That's gonna be hard. It's not fair to compare it with a synthetic or hybrid wax. So to be fair, I should try to compare it with another very/completely natural wax.
I'm not sure if I know one. I believe Pinnacle Souveran is one, but I'm not sure...

If I would try to compare with anything I've got (regardless of it being natural, synthetic or hybrid) I think I would say Collinite 476S. Not for the performance or the behaviour when applying/buffing, but just because of the feel of the wax and the structure.
But still... it's like comparing a grapefruit with a carrot.


----------



## sprocketser (Aug 4, 2012)

Hey thanx for the reply sv , yep , a tough one as well to figure .


----------



## SON1C (Jun 13, 2013)

thanks for taking the time vinnie!

There is only one other wax that would be in the same category as mine (to my understand of his ingredients) which is rubbishboys original edition, however ben lists his ingredients and I will tell you although both natural they are completely different thus they look and perform differently

As you already know 38 did need some refinement, all aspects have been improved upon! 54 is a world of improvement over 38 imo


----------



## supervinnie40 (Jul 22, 2012)

Your welcome mate. As walways it's a lot of fun doing these reviews.

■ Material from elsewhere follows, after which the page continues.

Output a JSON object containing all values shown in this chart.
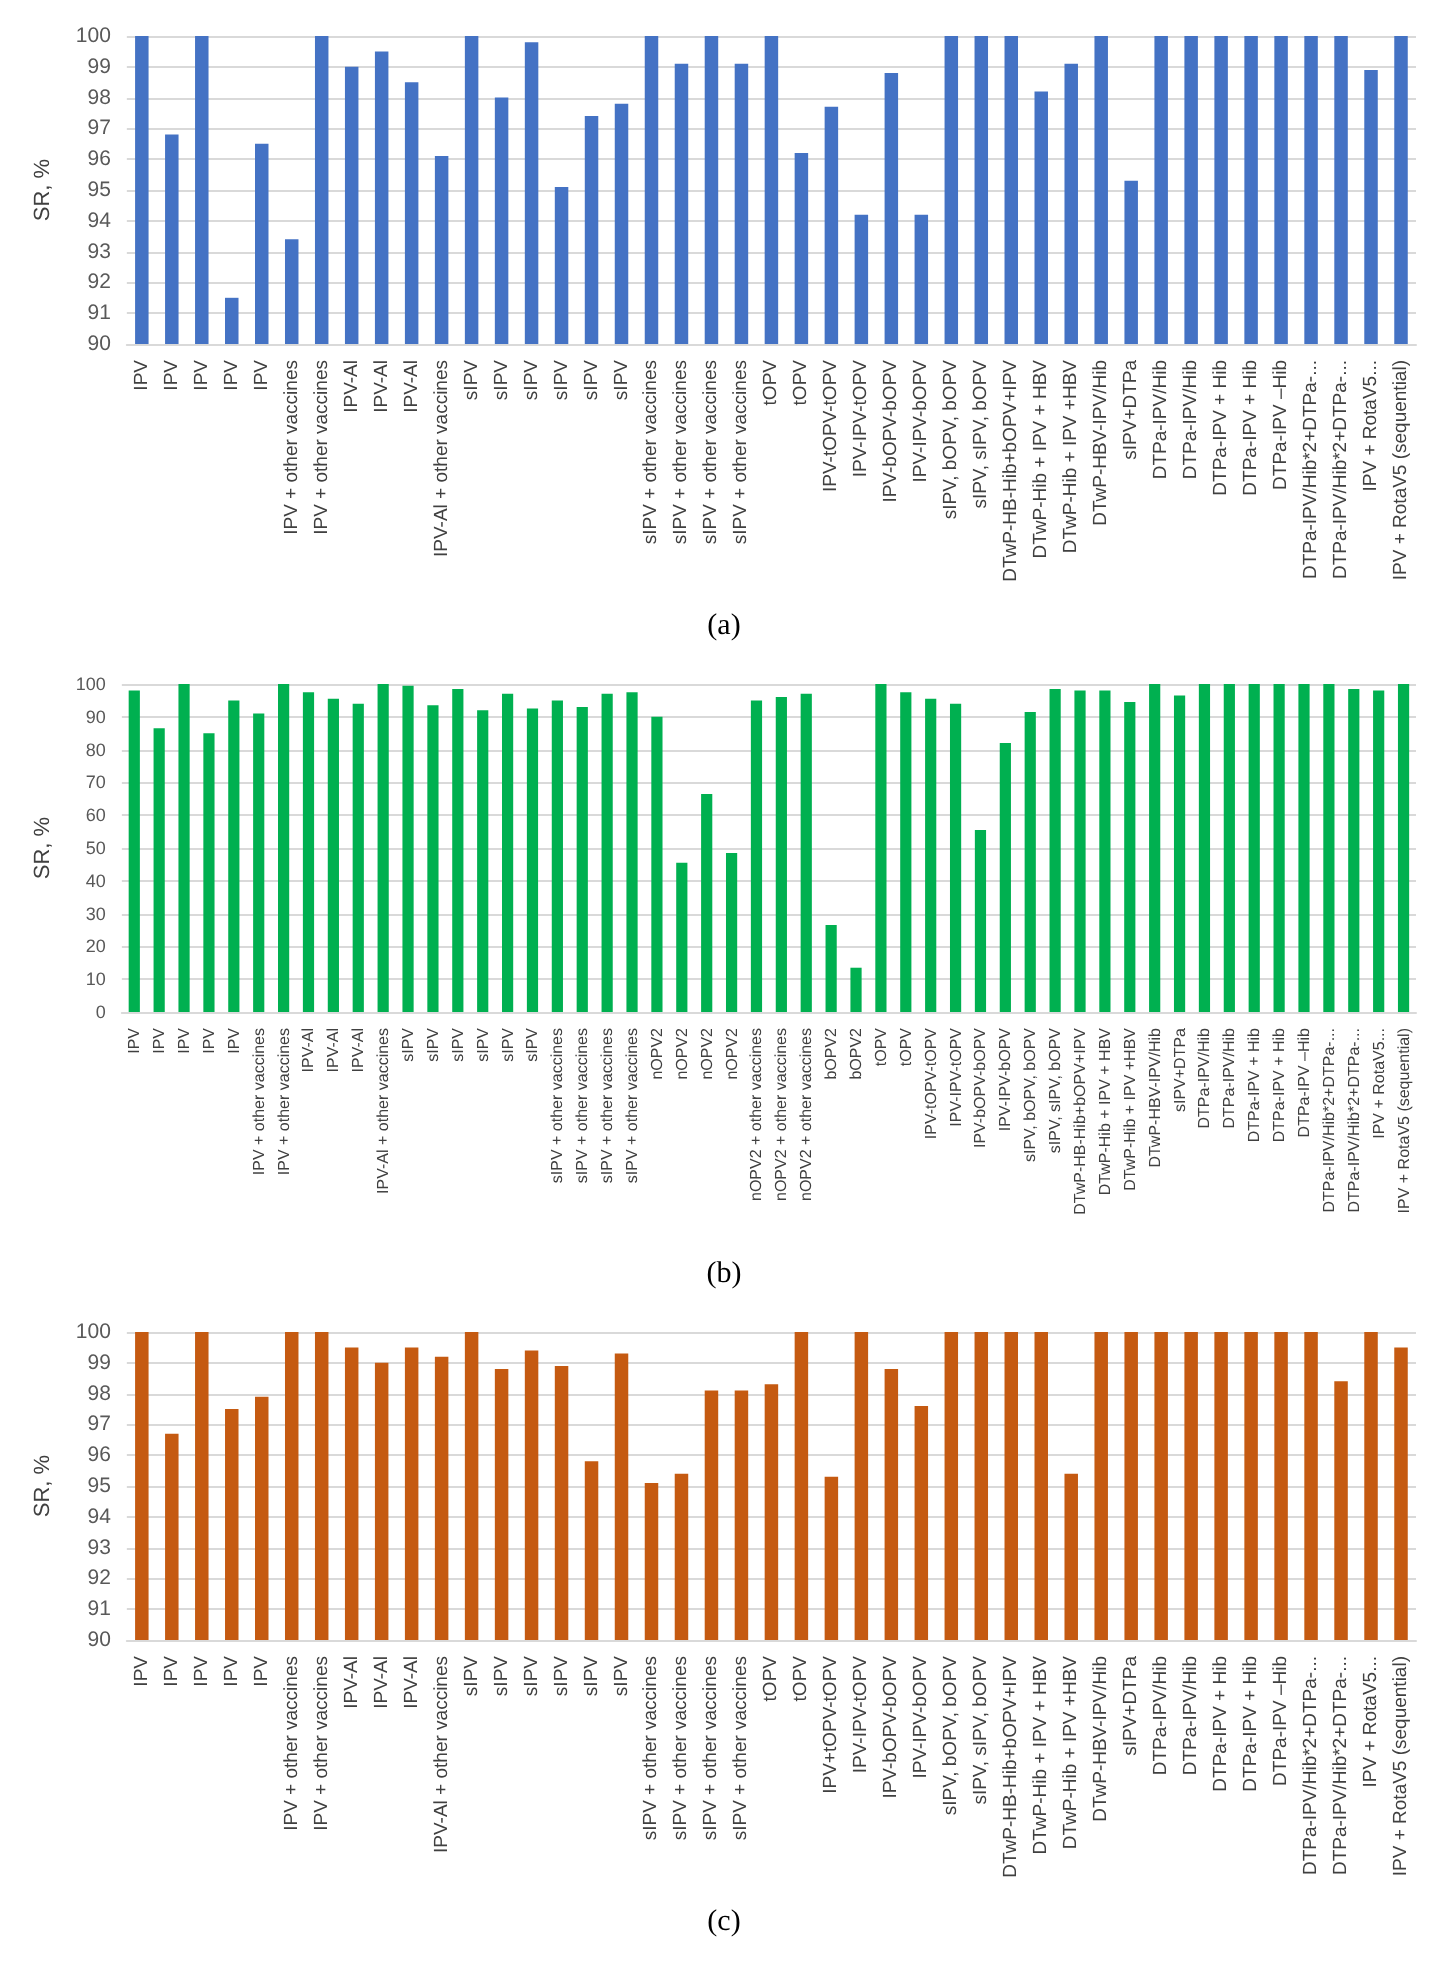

It's in a league on it's own . Very cool. With all the hundreds of waxes on the market, it's hard to find something that will make it special. But you did it.
With those improvements worked into the new version, it must be pretty damn good.


----------



## supervinnie40 (Jul 22, 2012)

I was going to make another review of the wax, to show how it looks after a bit more then a week. But I had a nightmare today.... I've been teaching the misses how to wash a car properly, and she wanted to surprise me with cleaning the car.
Problem is, she used way to much shampoo... The wax isn't completely gone, but it won't be fair if I would show you how it looks now, because it's been affected.

I'm truly sorry for this, obviously I kicked her ass and she won't get any doggy-biscuit for a week!
So, I've just polished the car again, and re-applied the wax. I will get back to you all in a bit more then a week about this.


----------



## sprocketser (Aug 4, 2012)

It s alright mate , sh!t happens right ! lol


----------



## supervinnie40 (Jul 22, 2012)

And finally... it was time to do the follow up. The wax has been on the entire car and has seen quite a few kilometers and very sunny (dusty) days.

First time for some beading shots:
The hood: (slightly sloped surface)









Beads have started to become a bit less round, but they still look pretty good and the hydrophobic properties are still quite good. (see with sheeting video's).

Roof: (flat surface)









The beads look a little bit rounder, but that might because the roof is very horizontal and gravity is pulling equally on all.

Fender: (very sloped surface)









Beads hang on to this very sloped surface, but look alright. They don't become much bigger then the beads you see on the photo, so sheeting is good.

Sheeting:
Hood:





Roof:





Fender:





The sheeting is very good. You can see that it has become a bit less then a week ago, but that is to be expected. It's still performing quite well.


----------



## sprocketser (Aug 4, 2012)

Thanx for sharing mate , appreciated .


----------



## Goodylax (Apr 21, 2013)

I noticed the sheeting on 38 was still going strong on my hood when I washed it this past weekend :thumb:
(Sorry no pics or videos )


----------



## sprocketser (Aug 4, 2012)

Same here also . Been strong on my Mother s CTS .


----------



## SON1C (Jun 13, 2013)

glad its holding up guys!


----------



## sprocketser (Aug 4, 2012)

You bet ! Still great in here .


----------